A line from their post: “Reinforcement learning does not guarantee that learned behaviors stay neatly scoped to the condition that produced them.”

In plain English: when they train the model to behave a certain way in one context, the behavior bleeds into others. They can’t fully stop it. They can only catch it later.

Goblins were easy to catch. It’s a weird noun. You can grep for it. You can ban it with an override.

But goblins only became a story because they stand out. The longer list of AI writing tics in ChatGPT hasn’t been fixed, because those tics don’t read as tics. They read as normal English.

The words ChatGPT overuses

Here are some of them: leverage, robust, seamless, cutting-edge, in the realm of, it’s important to note, delve, landscape, empower, holistic, navigate the complexities.

None of these are goblins. They didn’t sneak in. They got rewarded somewhere upstream, same as goblins did. The difference is they sound like normal business writing, so nobody flags them.

We’ve audited B2B SaaS sites that moved to AI content marketing workflows in 2024 and 2025. The pattern is the same every time. Same opening structures. Same hedge phrases. Same closing transitions. Same vague verbs where specific ones should go. The brand voice doc on the company drive says “direct, confident, technical.” The output reads like a LinkedIn coach wrote a Wikipedia article.

This isn’t a prompt problem. You can write the best system prompt of your life and the tics still come through. OpenAI just showed us why.

How to fix ChatGPT brand voice drift

Five things that work, in rough order of effort.

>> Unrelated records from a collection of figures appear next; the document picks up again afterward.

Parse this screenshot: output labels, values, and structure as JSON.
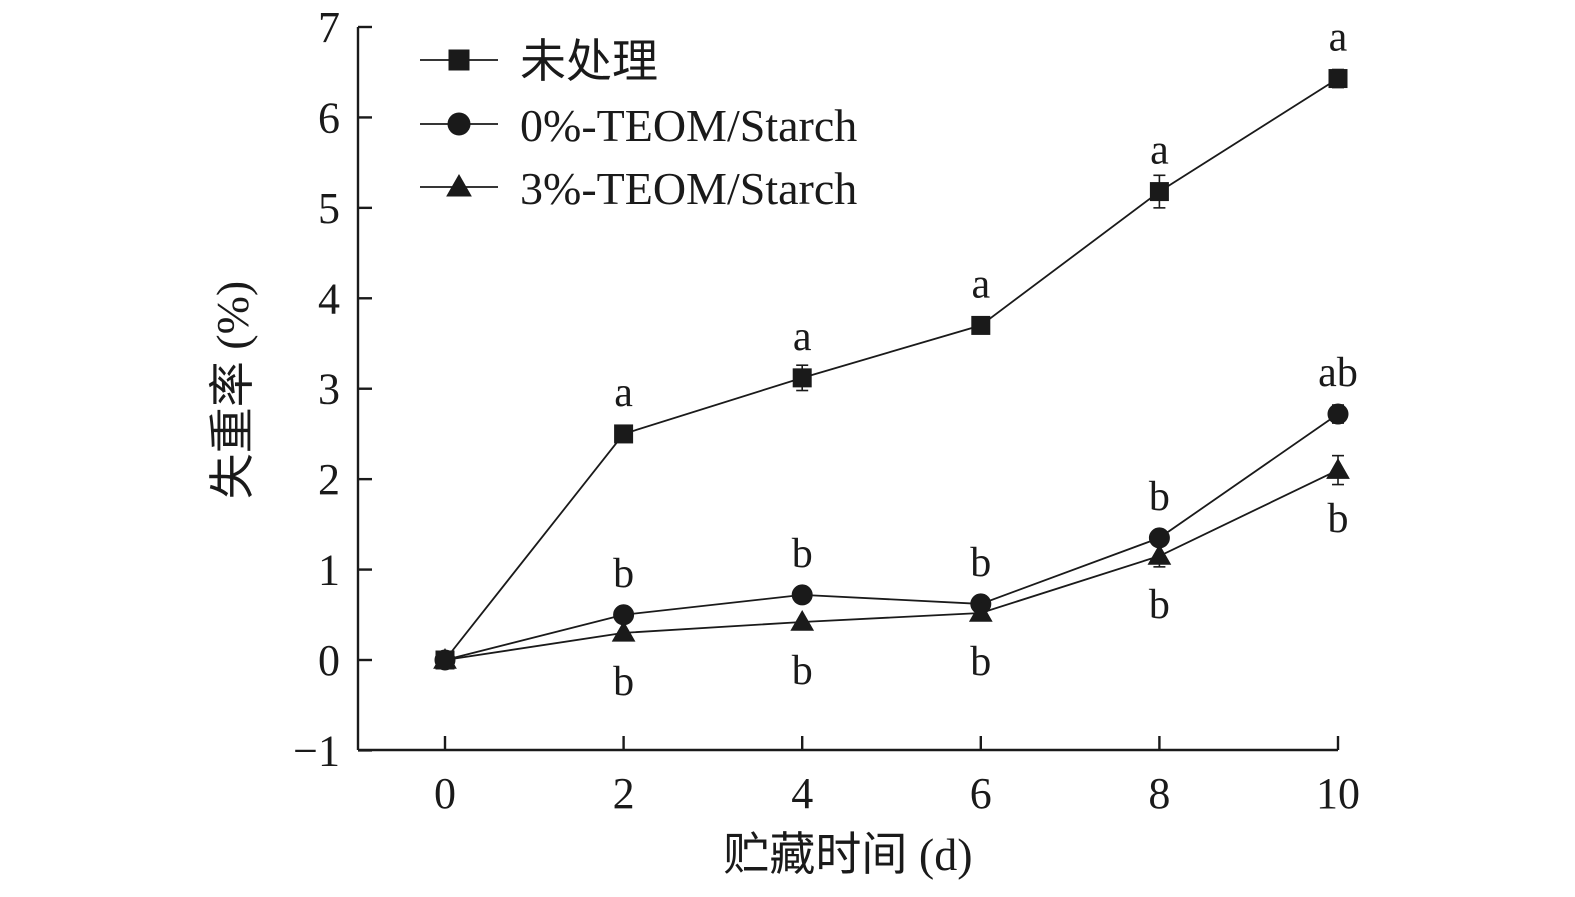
{
  "chart_data": {
    "type": "line",
    "xlabel": "贮藏时间 (d)",
    "ylabel": "失重率 (%)",
    "xlim": [
      -0.5,
      10
    ],
    "ylim": [
      -1,
      7
    ],
    "xticks": [
      0,
      2,
      4,
      6,
      8,
      10
    ],
    "yticks": [
      -1,
      0,
      1,
      2,
      3,
      4,
      5,
      6,
      7
    ],
    "xtick_labels": [
      "0",
      "2",
      "4",
      "6",
      "8",
      "10"
    ],
    "ytick_labels": [
      "−1",
      "0",
      "1",
      "2",
      "3",
      "4",
      "5",
      "6",
      "7"
    ],
    "x": [
      0,
      2,
      4,
      6,
      8,
      10
    ],
    "legend_position": "top-left",
    "grid": false,
    "series": [
      {
        "name": "未处理",
        "marker": "square",
        "values": [
          0,
          2.5,
          3.12,
          3.7,
          5.18,
          6.43
        ],
        "errors": [
          0.03,
          0.05,
          0.14,
          0.07,
          0.18,
          0.1
        ],
        "labels": [
          "",
          "a",
          "a",
          "a",
          "a",
          "a"
        ],
        "label_side": "above"
      },
      {
        "name": "0%-TEOM/Starch",
        "marker": "circle",
        "values": [
          0,
          0.5,
          0.72,
          0.62,
          1.35,
          2.72
        ],
        "errors": [
          0.03,
          0.04,
          0.05,
          0.05,
          0.08,
          0.1
        ],
        "labels": [
          "",
          "b",
          "b",
          "b",
          "b",
          "ab"
        ],
        "label_side": "above"
      },
      {
        "name": "3%-TEOM/Starch",
        "marker": "triangle",
        "values": [
          0,
          0.3,
          0.42,
          0.52,
          1.15,
          2.1
        ],
        "errors": [
          0.03,
          0.04,
          0.04,
          0.05,
          0.12,
          0.16
        ],
        "labels": [
          "",
          "b",
          "b",
          "b",
          "b",
          "b"
        ],
        "label_side": "below"
      }
    ]
  }
}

  • Keep a banned-phrase list and check every AI draft against it. Real phrases you’ve watched show up in your output that don’t sound like you. Ours runs around 60 entries and grows every month. Every AI draft is checked against it before a human editor sees it.
  • Don’t trust persona prompts to fix voice. The “Nerdy” personality didn’t make ChatGPT nerdy. It made ChatGPT obsessed with goblins. Whatever ChatGPT brand voice prompt you’ve written is doing something similar. It’s pulling in a cluster of training examples that come with their own baggage. We’ve broken down what actually works in our guide to AI prompts for content writing. Assume the persona is leaking something you haven’t named yet.
  • Read drafts out loud. Tics survive silent reading. They die when you speak them. Anything that sounds like it would never come out of a human mouth is probably a training artifact, not a real word choice.
  • Compare drafts to your own writing, not to “good writing.” If you have 20 emails or LinkedIn posts you wrote yourself, that’s your voice. Run a draft and ask: would I have used that word? That structure? If no, cut it. The AI doesn’t know your voice. It knows the average of everyone who sounds vaguely like you.
  • Put a human in the editing chair, not the approval chair. Most teams treat the reviewer as a yes/no gate. The goblin story is the argument for human-as-editor, rewriting sentences, not just approving them. We covered this workflow in more detail in our piece on AI blog generation.

What to take away

OpenAI just published a long post-mortem admitting it can’t fully predict or control how its model talks. Anyone running a serious AI content pipeline in 2026 should treat that as the official disclaimer.

The model isn’t broken. It’s doing exactly what its training rewarded it to do. You just don’t know what those rewards were. So you build the catch-net at your end, or you publish other people’s voice under your byline.